Going back to his earlier book, the Most Important Thing:
“Cycles will rise and fall, things will come and go, and our environment will change in ways beyond our control. Thus we must recognize, accept, cope and respond. Isn’t that the essence of investing?” “Processes in fields like history and economics involve people, and when people are involved, the results are variable and cyclical. The main reason for this, I think, is that people are emotional and inconsistent, not steady and clinical. Objective factors do play a large part in cycles, of course – factors such as quantitative relationships, world events, environmental changes, technological developments and corporate decisions. But it’s the application of psychology to these things that causes investors to overreact or under react, and thus determines the amplitude of the cyclical fluctuations.” “Investor psychology can cause a security to be priced just about anywhere in the short run, regardless of its fundamentals.” “In January 2000, Yahoo sold at $237. In April 2001 it was $11. Anyone who argues that the market was right both times has his or her head in the clouds; it has to have been wrong on at least one of those occasions. But that doesn’t mean many investors were able to detect and act on the market’s error.” “A high-quality asset can constitute a good or bad buy, and a low-quality asset can constitute a good or bad buy. The tendency to mistake objective merit for investment opportunity, and the failure to distinguish between good assets and good buys, gets most investors into trouble.” “It has been demonstrated time and time again that no asset is so good that it can’t become a bad investment if bought at too high a price. And there are few assets so bad that they can’t be a good investment when bought cheaply enough.”
Quoting one of the best parts of the book (page 306):
About 45 years ago - in the early 1970’s - I received one of the greatest gifts I was ever given, when an older and wiser investor introduced me to “the three stages of a bull market”:
- The first stage, when only a few unusually perceptive people believe things will get better
- The second stage, when most investors realize that improvement is actually taking place, and
- The third stage, when everyone concludes things will get better forever.
Where do you think we are in the cycle and what is the best way to position ?
3. A Few Things Worth Checking Out:
A. Here’s a BBC glimpse into the world of polymaths and a solid argument for pursuing a wide range of hobbies and interests. "Nobel Prize-winning scientists are about 25 times more likely to sing, dance or act than the average scientist."
B. The legendary Joel Greenblatt of Gotham Capital fame was on Columbia Business School’s Value Investing podcast discussing his career.
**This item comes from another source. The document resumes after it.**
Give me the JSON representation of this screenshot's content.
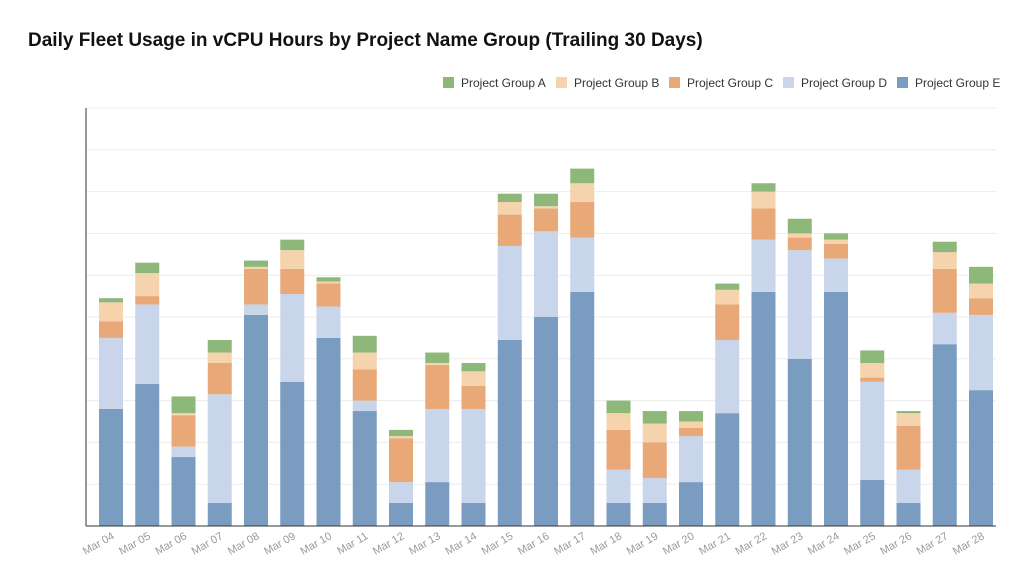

D. Turns out that even with all the Data, it’s Still hard to predict the future…..here’s an amusing analysis of a group of hackers who had access to 150,000 earnings press releases before the market:
“The informed traders had “perfect foresight” from stolen earnings announcement press releases, but they were only able to enjoy mixed success in predicting next-day stock returns. Their poor performance implies that capital market participants have difficulty mapping earnings information to stock price reactions.”
Which is a good reminder of the Neils Bohr quote: “It is very difficult to predict — especially the future.”
E. I’m a Lux Capital / Josh Wolfe fan boy, and enjoyed this recent Annual Dinner Talk covering the intersection between Technology & Truth.
Quotes I Am Thinking About (about Freedom):
“People demand freedom of speech as a compensation for the freedom of thought which they seldom use.”
- Søren Kierkegaard
“The most satisfying form of freedom is not a life without responsibilities, but a life where you are free to choose your responsibilities.”